2019 was year two of a three year 5 percent increases for water and wastewater. Year-to-date, water funds are $376,000 short from projections, but will still stay on a positive trend and above the recommended fund balance. The 5 percent increase will have an estimated $16.16 annual impact on average water consuming residential customers and $79.52 to the average consuming business.
The 5 percent increase for sewer service will have an estimated $20.51 annual impact on average sewer using residential customers and $109.13 to the average business users. Despite that, revenue is falling along with usage — believed to be a result of more efficient appliances — and puts the future stability of the fund in question.
Assistant Director of Public Works Randy DeWitt estimates the city needs to bring in an additional $1 million in revenue to ensure the fund has enough to be able to handle a disaster without defaulting on its debts. Some options that the city can look at when they adjust rates in later months that he presented included increasing the minimum charge rate for sewer services by $2.65 alongside a 25 cent unit charge increase on top of the five percent increase.

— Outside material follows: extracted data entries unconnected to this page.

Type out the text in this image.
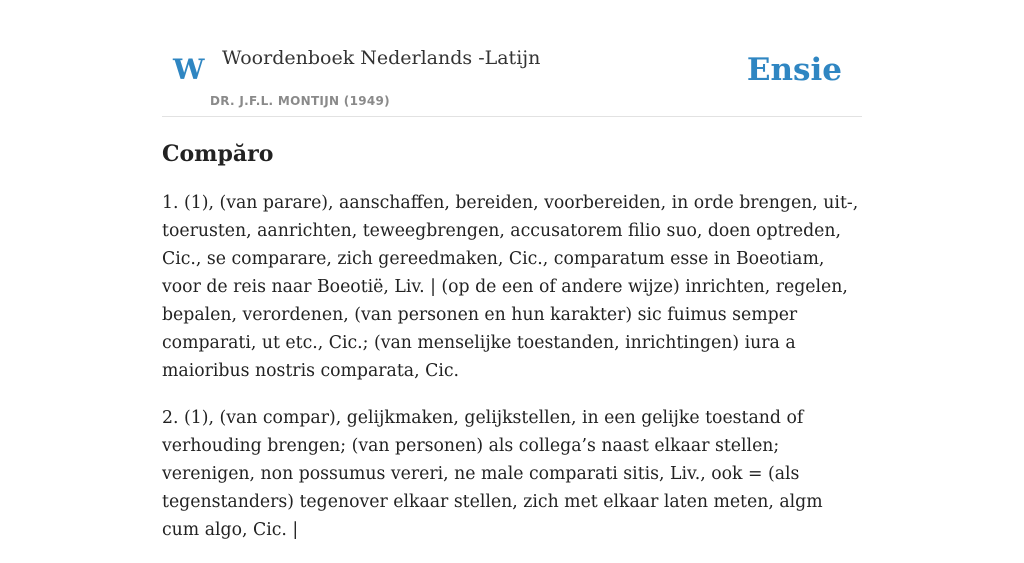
W Woordenboek Nederlands -Latijn
DR. J.F.L. MONTIJN (1949)
Ensie
Compăro

1. (1), (van parare), aanschaffen, bereiden, voorbereiden, in orde brengen, uit-, toerusten, aanrichten, teweegbrengen, accusatorem filio suo, doen optreden, Cic., se comparare, zich gereedmaken, Cic., comparatum esse in Boeotiam, voor de reis naar Boeotië, Liv. | (op de een of andere wijze) inrichten, regelen, bepalen, verordenen, (van personen en hun karakter) sic fuimus semper comparati, ut etc., Cic.; (van menselijke toestanden, inrichtingen) iura a maioribus nostris comparata, Cic.

2. (1), (van compar), gelijkmaken, gelijkstellen, in een gelijke toestand of verhouding brengen; (van personen) als collega’s naast elkaar stellen; verenigen, non possumus vereri, ne male comparati sitis, Liv., ook = (als tegenstanders) tegenover elkaar stellen, zich met elkaar laten meten, algm cum algo, Cic. |
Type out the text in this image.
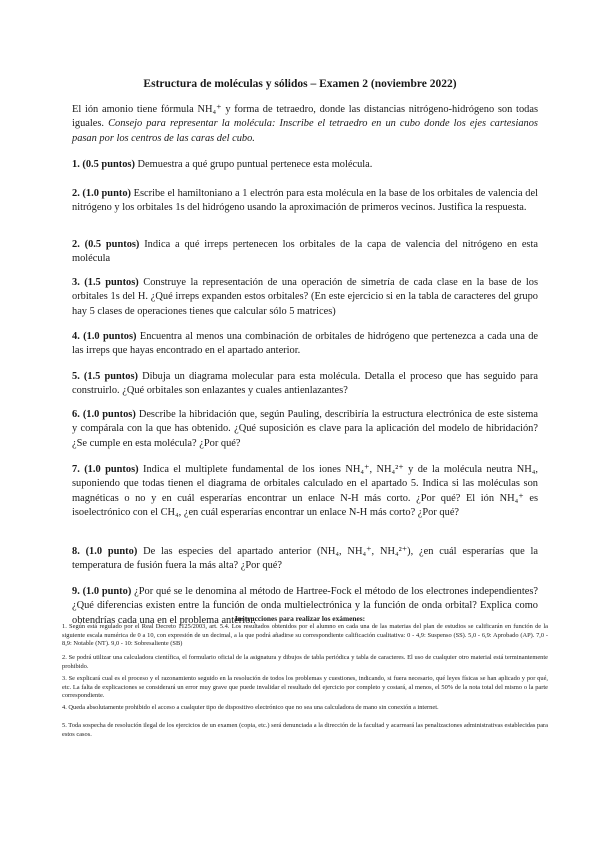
Estructura de moléculas y sólidos – Examen 2 (noviembre 2022)
El ión amonio tiene fórmula NH₄⁺ y forma de tetraedro, donde las distancias nitrógeno-hidrógeno son todas iguales. Consejo para representar la molécula: Inscribe el tetraedro en un cubo donde los ejes cartesianos pasan por los centros de las caras del cubo.
1. (0.5 puntos) Demuestra a qué grupo puntual pertenece esta molécula.
2. (1.0 punto) Escribe el hamiltoniano a 1 electrón para esta molécula en la base de los orbitales de valencia del nitrógeno y los orbitales 1s del hidrógeno usando la aproximación de primeros vecinos. Justifica la respuesta.
2. (0.5 puntos) Indica a qué irreps pertenecen los orbitales de la capa de valencia del nitrógeno en esta molécula
3. (1.5 puntos) Construye la representación de una operación de simetría de cada clase en la base de los orbitales 1s del H. ¿Qué irreps expanden estos orbitales? (En este ejercicio si en la tabla de caracteres del grupo hay 5 clases de operaciones tienes que calcular sólo 5 matrices)
4. (1.0 puntos) Encuentra al menos una combinación de orbitales de hidrógeno que pertenezca a cada una de las irreps que hayas encontrado en el apartado anterior.
5. (1.5 puntos) Dibuja un diagrama molecular para esta molécula. Detalla el proceso que has seguido para construirlo. ¿Qué orbitales son enlazantes y cuales antienlazantes?
6. (1.0 puntos) Describe la hibridación que, según Pauling, describiría la estructura electrónica de este sistema y compárala con la que has obtenido. ¿Qué suposición es clave para la aplicación del modelo de hibridación? ¿Se cumple en esta molécula? ¿Por qué?
7. (1.0 puntos) Indica el multiplete fundamental de los iones NH₄⁺, NH₄²⁺ y de la molécula neutra NH₄, suponiendo que todas tienen el diagrama de orbitales calculado en el apartado 5. Indica si las moléculas son magnéticas o no y en cuál esperarías encontrar un enlace N-H más corto. ¿Por qué? El ión NH₄⁺ es isoelectrónico con el CH₄, ¿en cuál esperarías encontrar un enlace N-H más corto? ¿Por qué?
8. (1.0 punto) De las especies del apartado anterior (NH₄, NH₄⁺, NH₄²⁺), ¿en cuál esperarías que la temperatura de fusión fuera la más alta? ¿Por qué?
9. (1.0 punto) ¿Por qué se le denomina al método de Hartree-Fock el método de los electrones independientes? ¿Qué diferencias existen entre la función de onda multielectrónica y la función de onda orbital? Explica como obtendrías cada una en el problema anterior.
Instrucciones para realizar los exámenes:
1. Según está regulado por el Real Decreto 1125/2003, art. 5.4. Los resultados obtenidos por el alumno en cada una de las materias del plan de estudios se calificarán en función de la siguiente escala numérica de 0 a 10, con expresión de un decimal, a la que podrá añadirse su correspondiente calificación cualitativa: 0 - 4,9: Suspenso (SS). 5,0 - 6,9: Aprobado (AP). 7,0 - 8,9: Notable (NT). 9,0 - 10: Sobresaliente (SB)
2. Se podrá utilizar una calculadora científica, el formulario oficial de la asignatura y dibujos de tabla periódica y tabla de caracteres. El uso de cualquier otro material está terminantemente prohibido.
3. Se explicará cual es el proceso y el razonamiento seguido en la resolución de todos los problemas y cuestiones, indicando, si fuera necesario, qué leyes físicas se han aplicado y por qué, etc. La falta de explicaciones se considerará un error muy grave que puede invalidar el resultado del ejercicio por completo y costará, al menos, el 50% de la nota total del mismo o la parte correspondiente.
4. Queda absolutamente prohibido el acceso a cualquier tipo de dispositivo electrónico que no sea una calculadora de mano sin conexión a internet.
5. Toda sospecha de resolución ilegal de los ejercicios de un examen (copia, etc.) será denunciada a la dirección de la facultad y acarreará las penalizaciones administrativas establecidas para estos casos.
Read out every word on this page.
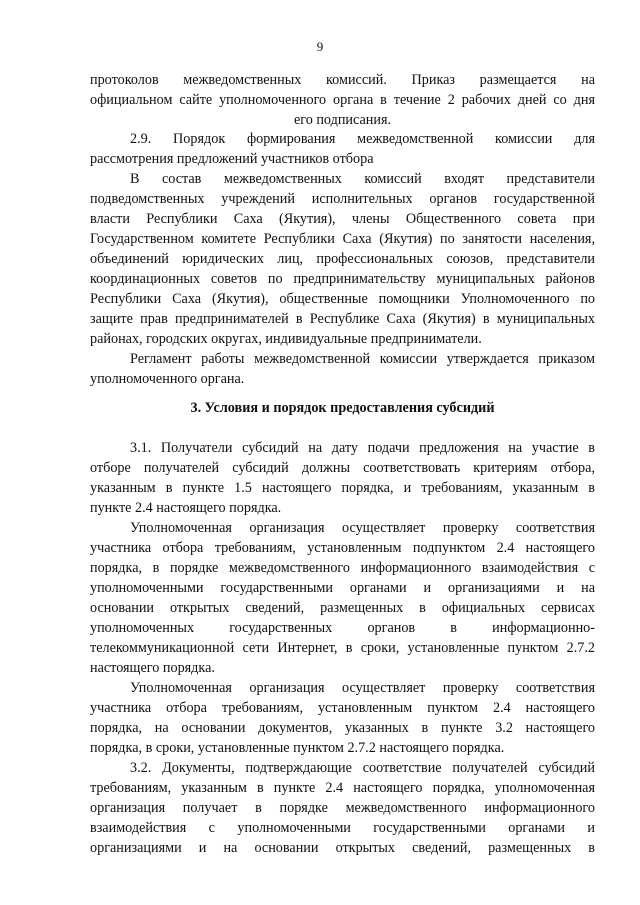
9
протоколов межведомственных комиссий. Приказ размещается на
официальном сайте уполномоченного органа в течение 2 рабочих дней со дня
его подписания.
2.9. Порядок формирования межведомственной комиссии для
рассмотрения предложений участников отбора
В состав межведомственных комиссий входят представители
подведомственных учреждений исполнительных органов государственной
власти Республики Саха (Якутия), члены Общественного совета при
Государственном комитете Республики Саха (Якутия) по занятости населения,
объединений юридических лиц, профессиональных союзов, представители
координационных советов по предпринимательству муниципальных районов
Республики Саха (Якутия), общественные помощники Уполномоченного по
защите прав предпринимателей в Республике Саха (Якутия) в муниципальных
районах, городских округах, индивидуальные предприниматели.
Регламент работы межведомственной комиссии утверждается приказом
уполномоченного органа.
3. Условия и порядок предоставления субсидий
3.1. Получатели субсидий на дату подачи предложения на участие в
отборе получателей субсидий должны соответствовать критериям отбора,
указанным в пункте 1.5 настоящего порядка, и требованиям, указанным в
пункте 2.4 настоящего порядка.
Уполномоченная организация осуществляет проверку соответствия
участника отбора требованиям, установленным подпунктом 2.4 настоящего
порядка, в порядке межведомственного информационного взаимодействия с
уполномоченными государственными органами и организациями и на
основании открытых сведений, размещенных в официальных сервисах
уполномоченных государственных органов в информационно-
телекоммуникационной сети Интернет, в сроки, установленные пунктом 2.7.2
настоящего порядка.
Уполномоченная организация осуществляет проверку соответствия
участника отбора требованиям, установленным пунктом 2.4 настоящего
порядка, на основании документов, указанных в пункте 3.2 настоящего
порядка, в сроки, установленные пунктом 2.7.2 настоящего порядка.
3.2. Документы, подтверждающие соответствие получателей субсидий
требованиям, указанным в пункте 2.4 настоящего порядка, уполномоченная
организация получает в порядке межведомственного информационного
взаимодействия с уполномоченными государственными органами и
организациями и на основании открытых сведений, размещенных в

DeWitt says that when they adjusted rates first in 2018, most customers saw their bills decrease which is likely why the fund is in this position today. The aforementioned increases, he says, would basically put customers back on track with what rates were prior to the first adjustment.
“We took a trip to the same location, we just took a different route,” DeWitt says.
Commissioners McKee and Butler both proposed adjusting that breakdown to put more of the burden on the unit charge rather than the minimum charge rate — as an increase in the minimum charge rate affects lower users and often lower income residents more than a unit charge increase would. Morse also recommended considering altering or extending the winter quarter average period in which the city calculates a customer’s usage which drives what their bill will be in the next year.
Stormwater services are in a 5 year flattening period, and fees are generated by the amount of land on a property that is impervious to water. For every 3,625 square feet of such land on a residential unit, rates will rise from $5.82 to $6.34 — commercial rates on an equivalent amount of land will rise from $4.65 to $5.47. The two rates will be equivalent with one another at $7.55 by 2022.
City Engineer Brian Johnson says the fund is in good shape, at least until 2027 when the fund falls below the recommended balance. He says Kansas charges one of the lowest rates in the state for stormwater services and their rates are growing slower than other cities as well.
Johnson presented options to stabilize the fund down the road — acknowledging that they have multiple years to address the downturn in the out years. Some of those included adding a 6th year of flattening to increase the fund balance, increasing the 3 percent annual fee increase planned from 2022 to 2030, adding a flat monthly surcharge to each bill and/or implementing a development or connection fee for new buildings at the time they receive a building permit. Commissioners generally supported looking at those fees at a future date and bringing in more revenue for the stormwater fund in an effort to address flooding concerns around the community.